Матросы мгновенно затоптали перрон, засыпали, заплевали семечками. В морозном воздухе разлился запах махорки, загрохотал многословный революционный мат. Командиры отрядов — такие же моряки, но погорластее, покрепче и обязательно с маузерами в оранжевых деревянных кобурах. Им повиновались, но как бы не всерьёз: «Погоди, Вася, командовать — ещё не докурили... «Хотя знали меру — революционную дисциплину, знали, что за невыполнение приказа — пуля из маузера.

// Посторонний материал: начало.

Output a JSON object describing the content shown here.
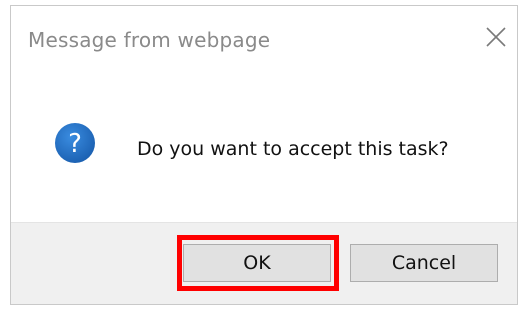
{
  "dialog": {
    "title": "Message from webpage",
    "message": "Do you want to accept this task?",
    "icon": "question-icon",
    "buttons": {
      "ok_label": "OK",
      "cancel_label": "Cancel"
    }
  },
  "colors": {
    "highlight": "#ff0000",
    "icon_blue": "#1f6fc4",
    "footer_bg": "#f0f0f0",
    "title_text": "#8a8a8a"
  }
}
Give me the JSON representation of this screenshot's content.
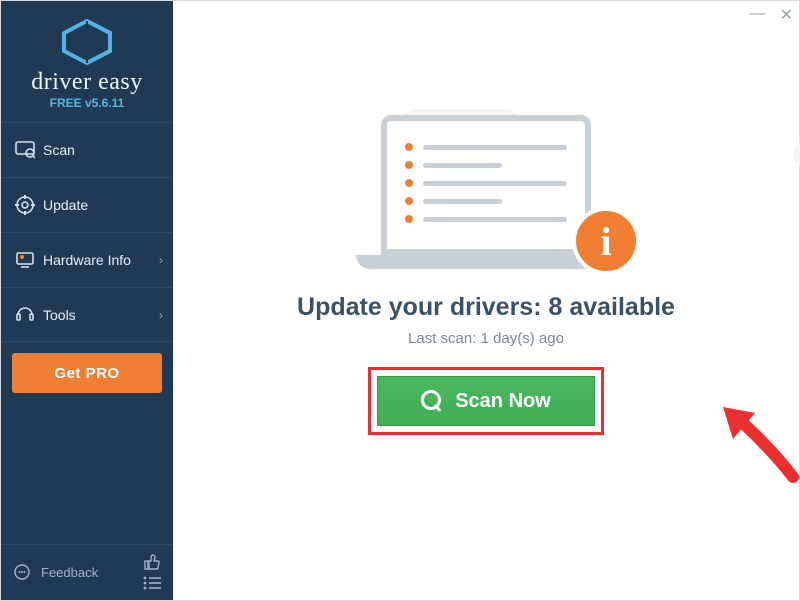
{
  "brand": {
    "name": "driver easy",
    "version": "FREE v5.6.11"
  },
  "sidebar": {
    "items": [
      {
        "label": "Scan",
        "icon": "scan-icon",
        "chevron": false
      },
      {
        "label": "Update",
        "icon": "update-icon",
        "chevron": false
      },
      {
        "label": "Hardware Info",
        "icon": "hardware-icon",
        "chevron": true
      },
      {
        "label": "Tools",
        "icon": "tools-icon",
        "chevron": true
      }
    ],
    "getpro": "Get PRO",
    "feedback": "Feedback"
  },
  "main": {
    "headline": "Update your drivers: 8 available",
    "subline": "Last scan: 1 day(s) ago",
    "scan_button": "Scan Now"
  }
}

Да и командиры понимали, что у их власти есть граница, а её лучше не переходить: объявят контрой, устроят перевыборы, а то и пустят в расход.

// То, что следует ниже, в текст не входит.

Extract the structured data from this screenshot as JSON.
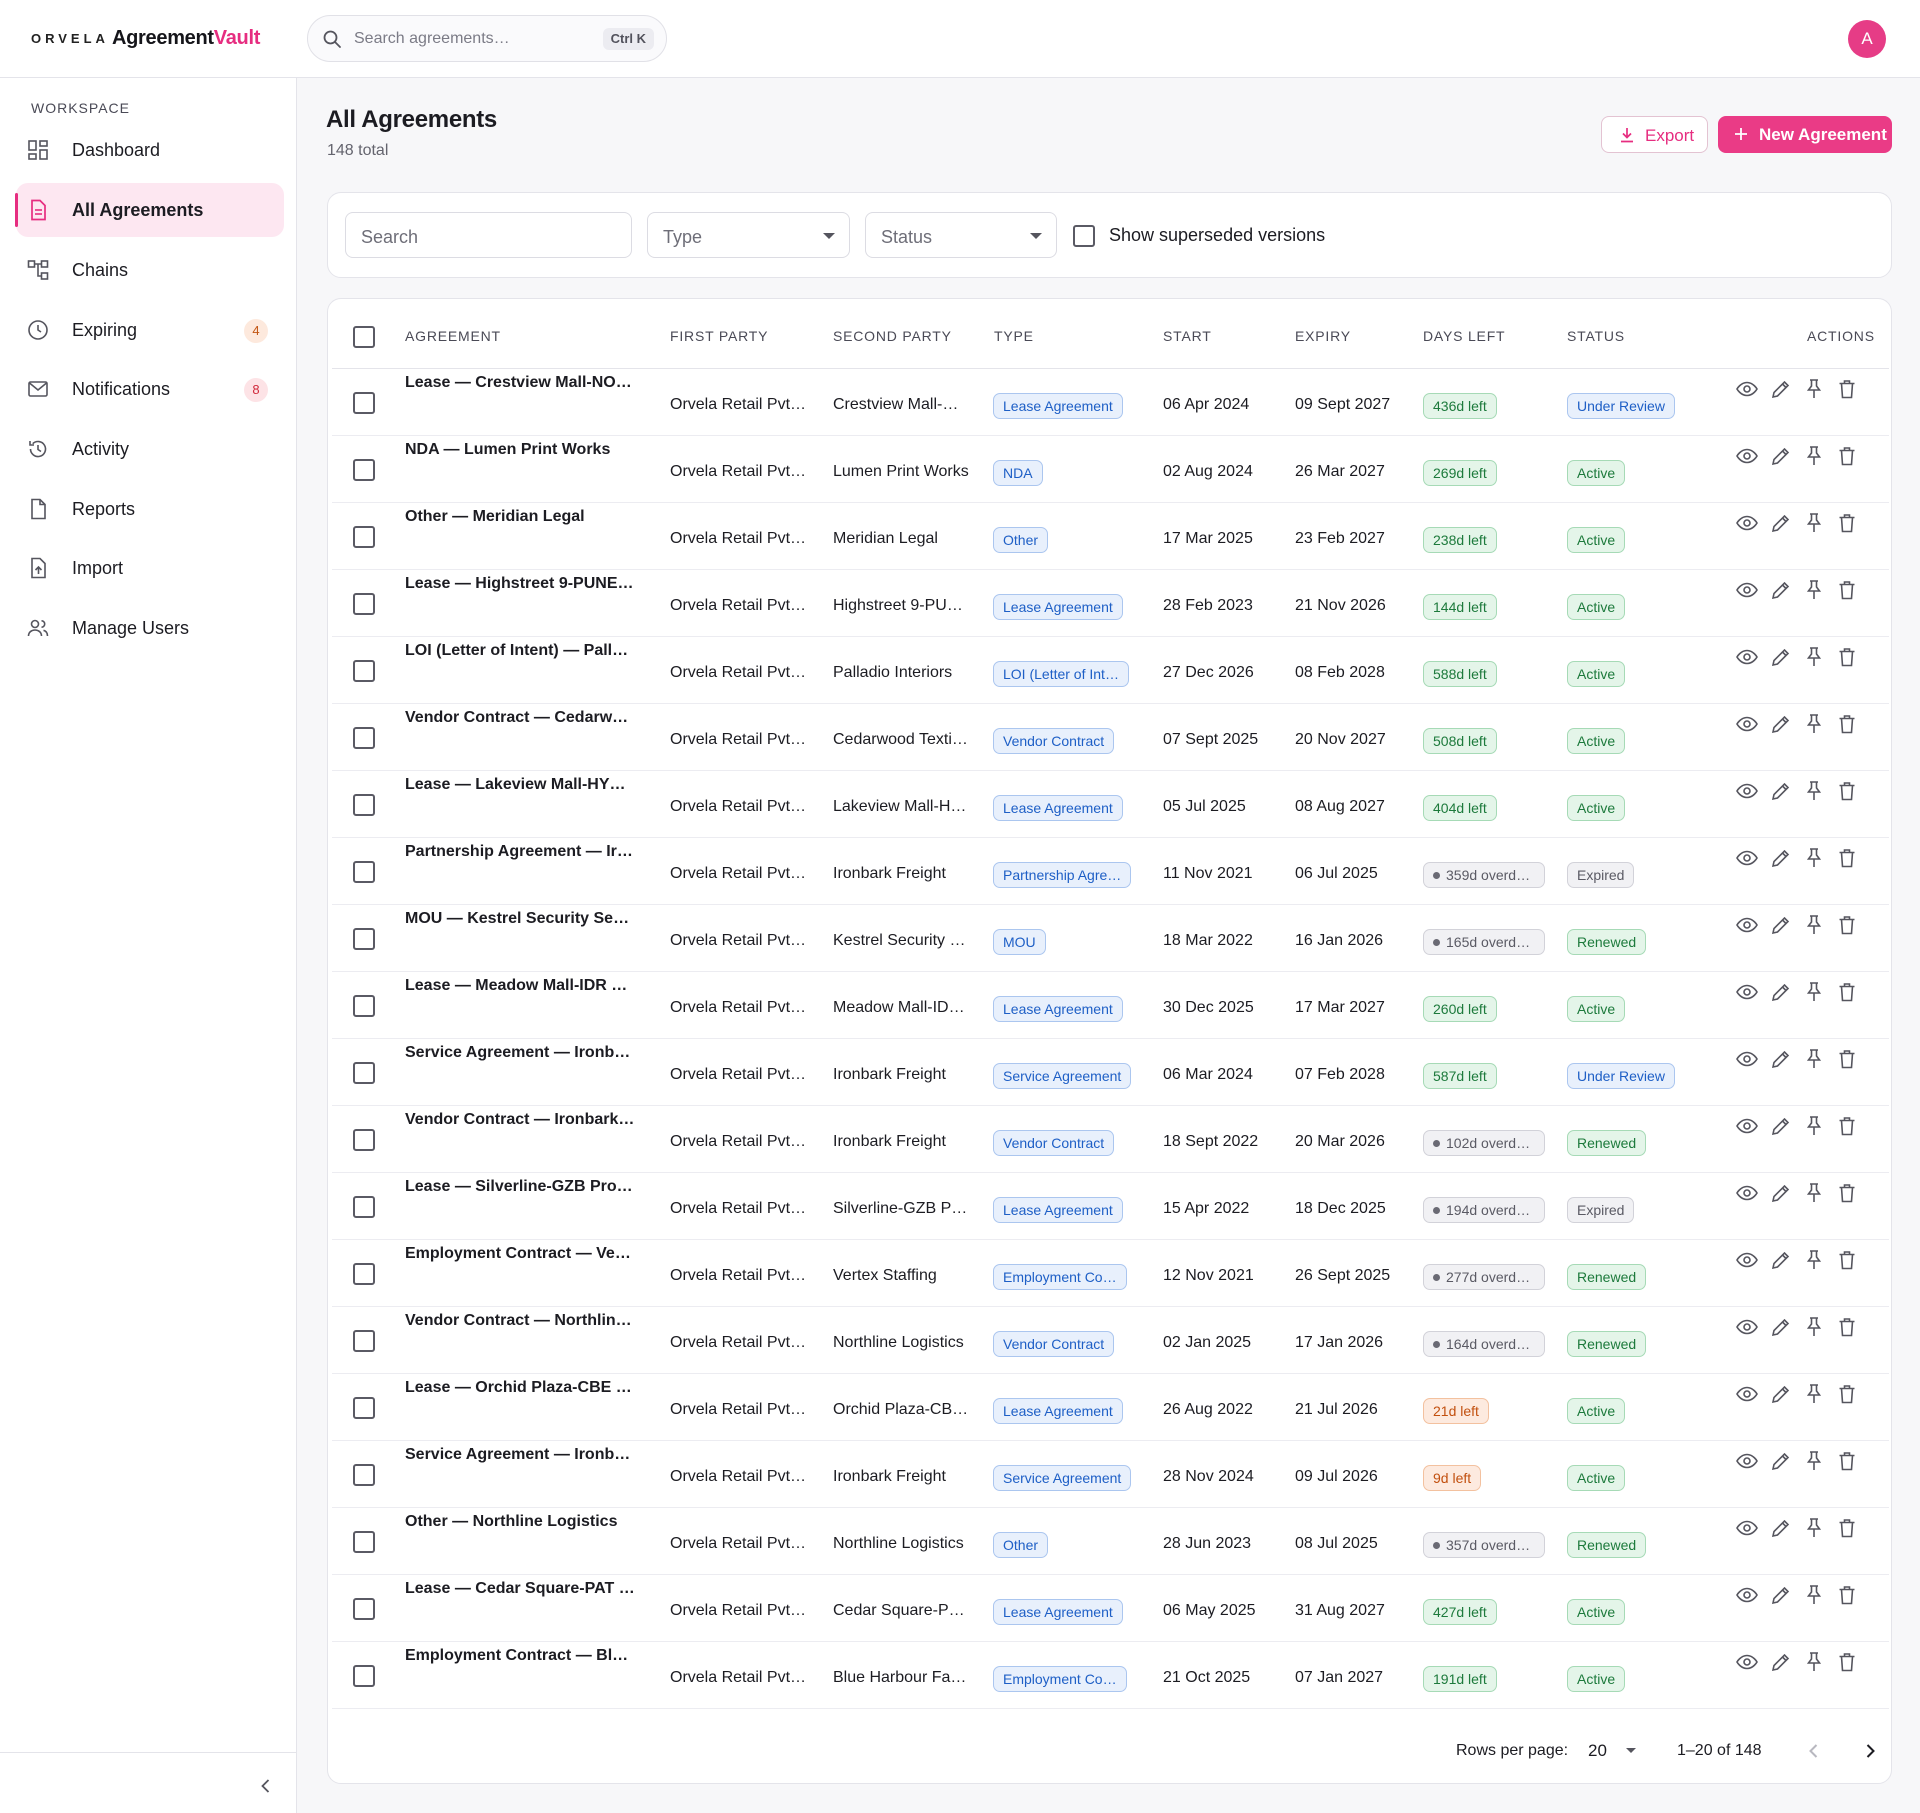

Олег Руденко кое-как собрал свой отряд черноморцев, приказал, уговорил, убедил не расходиться, не покидать вокзал, пока нет приказа Крыленко. «Вон твой Крыленко, — закричали матросы, — из кают-компании вылез. Ща поведёт Ставку громить. Проверяй пушки, ребята!..» Крыленко вышел из штабного вагона в новой офицерской шинели с зелёными фронтовыми погонами прапорщика, в меховой шапке с нашитой красной лентой. Никаких громких команд не отдал, лишь сказал несколько слов своим помощникам и конвойным. Толпа на перроне немедленно упорядочилась: возникли построившиеся шеренгами отряды матросов-кронштадтцев — на бескозырках: «Рюрик», «Олег», «Аврора»...
Эти отряды направились к Ставке. Сам Крыленко остался в поезде, ожидая результатов. По перрону от одного к другому передавалось: «Если Ставка не подчинится, возьмём силой. Готовьте штыки, ребята!»
Появились местные — и гражданские, и солдаты, и офицеры — в основном прапорщики, поручики. Руденко узнал поручика Линькова.
— Эй! — крикнул матрос. — Здорово, поручик. Как насчёт закурить? У меня лучшие папиросы из царских складов. Только малость слабоваты. Угощайтесь. Потравим, как теперь жить будем?
— Должны бы хорошо жить, товарищ матрос. Олег Иванович, кажется? Ах, Петрович. Мир с немцами подпишем, по домам разойдёмся. Хороший революционный порядок везде наведём.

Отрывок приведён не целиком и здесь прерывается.